Prime Minister Naoto Kan on Saturday appointed former transport minister Sumio Mabuchi, replaced in a Cabinet reshuffle in January after he was targeted with an Upper House censure motion, as his adviser on the nuclear crisis and disaster relief operations.
The move came after former Chief Cabinet Secretary Yoshito Sengoku, who was also named in a nonbinding censure motion and was replaced in the January reshuffle, was appointed deputy chief Cabinet secretary March 17 to spearhead a task force supporting victims of the March 11 disaster.
Chief Cabinet Secretary Yukio Edano brushed aside criticism of both appointments.
“To tackle the disaster and the nuclear incident, appointing the most suitable person and strengthening our ability to cope with the incidents take priority above everything else,” Edano said.
Mabuchi will focus on the nuclear crisis for now, but Edano said he hopes Mabuchi’s experience as transport minister will eventually be utilized in relief operations.
Mabuchi replaced Manabu Terada, a Democratic Party of Japan member. Kan can appoint up to five advisers.
Reform plan faces delay
The administration for the time being will postpone plenary sessions of its tax and social security reform panel because the Tohoku disaster has become the priority.

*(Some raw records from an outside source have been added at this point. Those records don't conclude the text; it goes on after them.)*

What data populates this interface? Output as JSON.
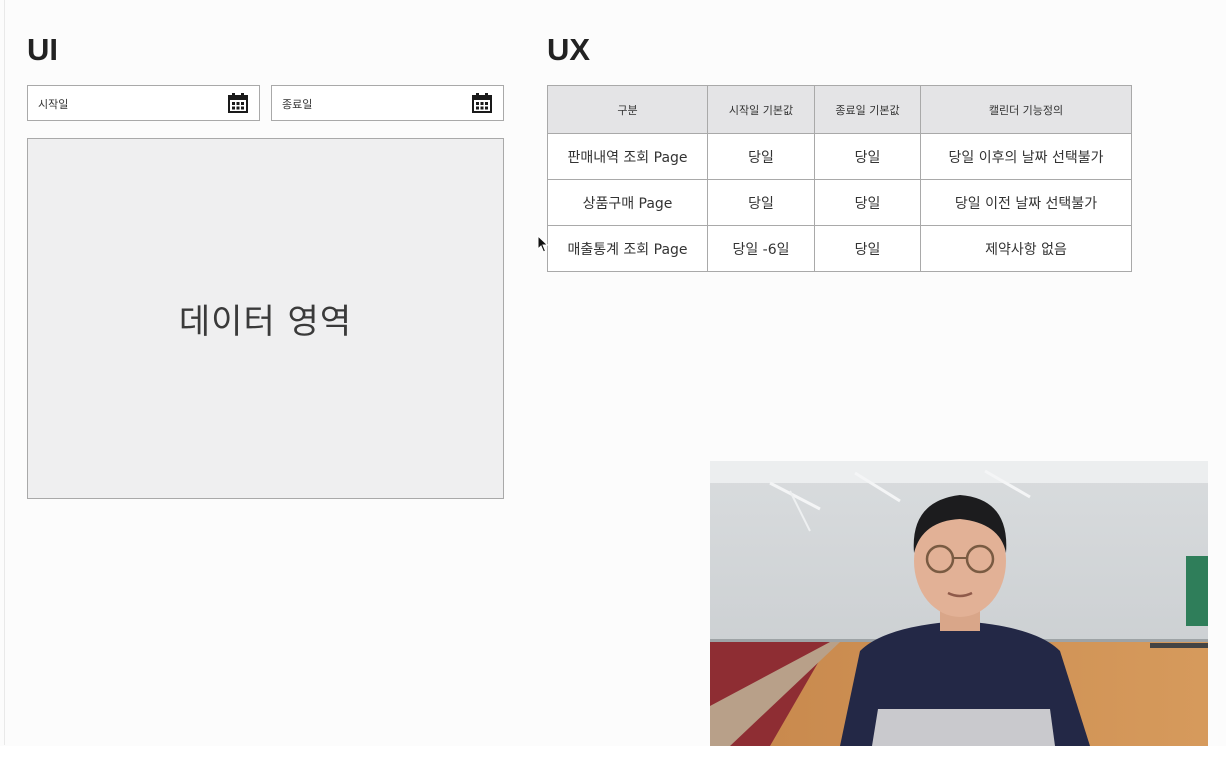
{
  "ui": {
    "title": "UI",
    "start_date": {
      "label": "시작일",
      "icon": "calendar-icon"
    },
    "end_date": {
      "label": "종료일",
      "icon": "calendar-icon"
    },
    "data_area_label": "데이터 영역"
  },
  "ux": {
    "title": "UX",
    "table": {
      "headers": [
        "구분",
        "시작일 기본값",
        "종료일 기본값",
        "캘린더 기능정의"
      ],
      "rows": [
        [
          "판매내역 조회 Page",
          "당일",
          "당일",
          "당일 이후의 날짜 선택불가"
        ],
        [
          "상품구매 Page",
          "당일",
          "당일",
          "당일 이전 날짜 선택불가"
        ],
        [
          "매출통계 조회 Page",
          "당일 -6일",
          "당일",
          "제약사항 없음"
        ]
      ]
    }
  },
  "colors": {
    "table_header_bg": "#e4e4e6",
    "data_area_bg": "#efeff0",
    "border": "#a9a9a9"
  }
}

The panel, chaired by Prime Minister Naoto Kan, is scheduled to compile a draft reform plan around June on swelling social security costs amid deteriorating public finances.
The panel, which was holding weekly plenary sessions before the quake and tsunami, will instead hold smaller meetings to gather opinions from experts.

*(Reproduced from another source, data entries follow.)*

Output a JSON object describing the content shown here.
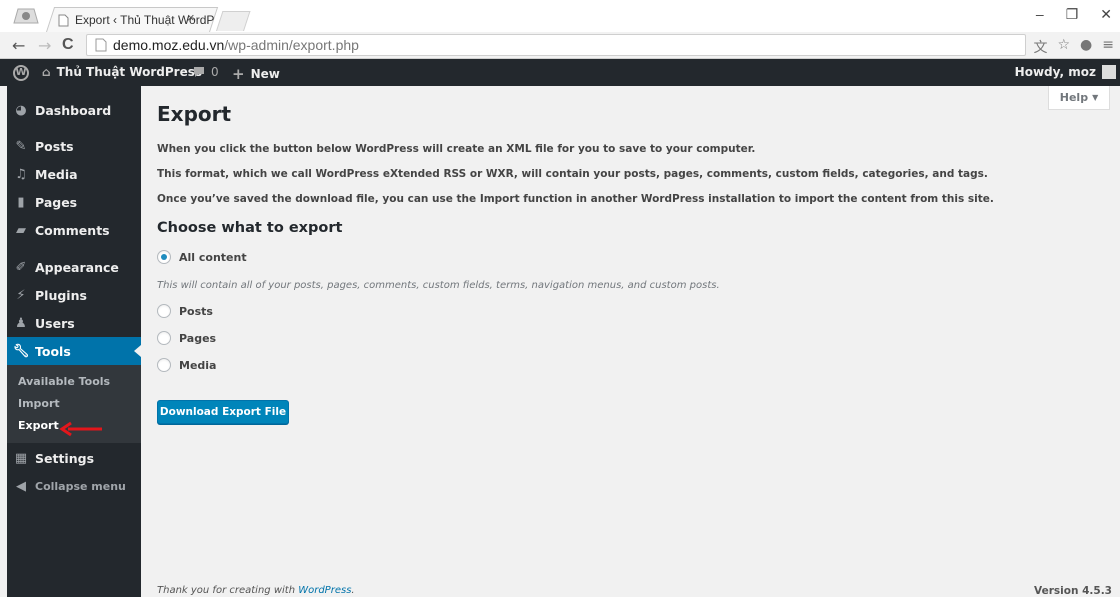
{
  "browser": {
    "tab_title": "Export ‹ Thủ Thuật WordP",
    "tab_close": "×",
    "url_host": "demo.moz.edu.vn",
    "url_path": "/wp-admin/export.php",
    "back": "←",
    "forward": "→",
    "reload": "C"
  },
  "adminbar": {
    "site_name": "Thủ Thuật WordPress",
    "comments_count": "0",
    "new_label": "New",
    "howdy": "Howdy, moz"
  },
  "sidebar": {
    "items": [
      {
        "label": "Dashboard",
        "icon": "dashboard-icon"
      },
      {
        "label": "Posts",
        "icon": "pin-icon"
      },
      {
        "label": "Media",
        "icon": "media-icon"
      },
      {
        "label": "Pages",
        "icon": "page-icon"
      },
      {
        "label": "Comments",
        "icon": "comment-icon"
      },
      {
        "label": "Appearance",
        "icon": "brush-icon"
      },
      {
        "label": "Plugins",
        "icon": "plug-icon"
      },
      {
        "label": "Users",
        "icon": "user-icon"
      },
      {
        "label": "Tools",
        "icon": "wrench-icon"
      },
      {
        "label": "Settings",
        "icon": "settings-icon"
      }
    ],
    "submenu": [
      "Available Tools",
      "Import",
      "Export"
    ],
    "collapse": "Collapse menu"
  },
  "main": {
    "help": "Help",
    "title": "Export",
    "p1": "When you click the button below WordPress will create an XML file for you to save to your computer.",
    "p2": "This format, which we call WordPress eXtended RSS or WXR, will contain your posts, pages, comments, custom fields, categories, and tags.",
    "p3": "Once you’ve saved the download file, you can use the Import function in another WordPress installation to import the content from this site.",
    "choose_heading": "Choose what to export",
    "options": [
      "All content",
      "Posts",
      "Pages",
      "Media"
    ],
    "all_desc": "This will contain all of your posts, pages, comments, custom fields, terms, navigation menus, and custom posts.",
    "download_button": "Download Export File",
    "footer_text": "Thank you for creating with ",
    "footer_link": "WordPress",
    "footer_end": ".",
    "version": "Version 4.5.3"
  },
  "colors": {
    "accent": "#0073aa",
    "primary_button": "#0085ba",
    "sidebar_bg": "#23282d",
    "arrow": "#e3161b"
  }
}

Economic and fiscal policy minister Kaoru Yosano is charged with crafting the plan, and although he has said he intends to meet the administration’s self-imposed deadline, this is widely thought unlikely following the March 11 disaster that killed thousands, crippled manufacturing and unleashed the Fukushima nuclear crisis.

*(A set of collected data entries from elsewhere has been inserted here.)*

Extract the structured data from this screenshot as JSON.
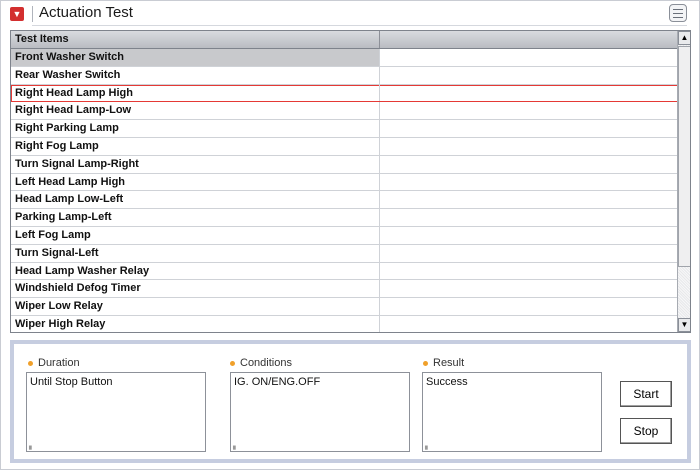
{
  "header": {
    "title": "Actuation Test",
    "app_icon": "chevron-down-icon",
    "menu_icon": "list-menu-icon"
  },
  "table": {
    "columns": [
      "Test Items",
      ""
    ],
    "rows": [
      {
        "name": "Front Washer Switch",
        "value": "",
        "state": "selected"
      },
      {
        "name": "Rear Washer Switch",
        "value": "",
        "state": ""
      },
      {
        "name": "Right Head Lamp High",
        "value": "",
        "state": "highlighted"
      },
      {
        "name": "Right Head Lamp-Low",
        "value": "",
        "state": ""
      },
      {
        "name": "Right Parking Lamp",
        "value": "",
        "state": ""
      },
      {
        "name": "Right Fog Lamp",
        "value": "",
        "state": ""
      },
      {
        "name": "Turn Signal Lamp-Right",
        "value": "",
        "state": ""
      },
      {
        "name": "Left Head Lamp High",
        "value": "",
        "state": ""
      },
      {
        "name": "Head Lamp Low-Left",
        "value": "",
        "state": ""
      },
      {
        "name": "Parking Lamp-Left",
        "value": "",
        "state": ""
      },
      {
        "name": "Left Fog Lamp",
        "value": "",
        "state": ""
      },
      {
        "name": "Turn Signal-Left",
        "value": "",
        "state": ""
      },
      {
        "name": "Head Lamp Washer Relay",
        "value": "",
        "state": ""
      },
      {
        "name": "Windshield Defog Timer",
        "value": "",
        "state": ""
      },
      {
        "name": "Wiper Low Relay",
        "value": "",
        "state": ""
      },
      {
        "name": "Wiper High Relay",
        "value": "",
        "state": ""
      }
    ]
  },
  "scrollbar": {
    "up_icon": "arrow-up-icon",
    "down_icon": "arrow-down-icon"
  },
  "panel": {
    "duration": {
      "label": "Duration",
      "value": "Until Stop Button"
    },
    "conditions": {
      "label": "Conditions",
      "value": "IG. ON/ENG.OFF"
    },
    "result": {
      "label": "Result",
      "value": "Success"
    },
    "start_label": "Start",
    "stop_label": "Stop"
  },
  "colors": {
    "accent_red": "#d32f2f",
    "highlight_border": "#e53935",
    "bullet_orange": "#f0a02a",
    "panel_border": "#c6cde0"
  }
}
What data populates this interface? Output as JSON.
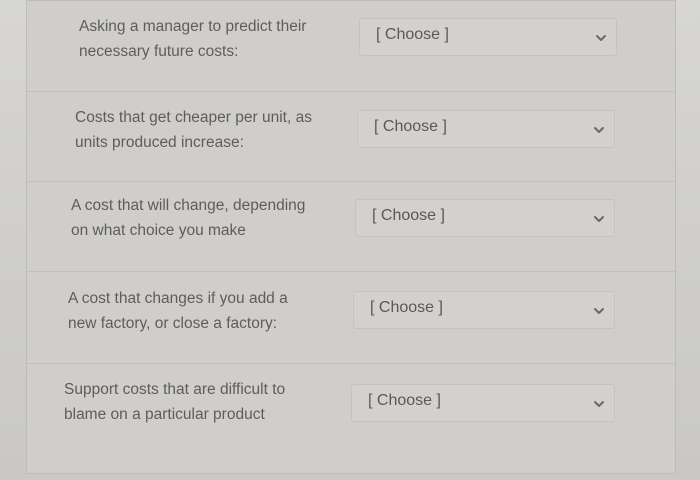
{
  "questions": [
    {
      "line1": "Asking a manager to predict their",
      "line2": "necessary future costs:",
      "select": {
        "value": "[ Choose ]",
        "icon": "chevron-down-icon"
      }
    },
    {
      "line1": "Costs that get cheaper per unit, as",
      "line2": "units produced increase:",
      "select": {
        "value": "[ Choose ]",
        "icon": "chevron-down-icon"
      }
    },
    {
      "line1": "A cost that will change, depending",
      "line2": "on what choice you make",
      "select": {
        "value": "[ Choose ]",
        "icon": "chevron-down-icon"
      }
    },
    {
      "line1": "A cost that changes if you add a",
      "line2": "new factory, or close a factory:",
      "select": {
        "value": "[ Choose ]",
        "icon": "chevron-down-icon"
      }
    },
    {
      "line1": "Support costs that are difficult to",
      "line2": "blame on a particular product",
      "select": {
        "value": "[ Choose ]",
        "icon": "chevron-down-icon"
      }
    }
  ]
}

At a news conference Friday, Chief Cabinet Secretary Yukio Edano admitted the administration may be forced to delay certain critical decisions on the reform plan, as well as a decision due around June on whether to join talks on the Trans-Pacific Partnership, a U.S.-backed regional free-trade agreement.
The “political decisions” regarding the reform plan and TPP must be considered in light of the damage in Tohoku and ongoing crisis at the Fukushima No. 1 nuclear power plant, Edano said.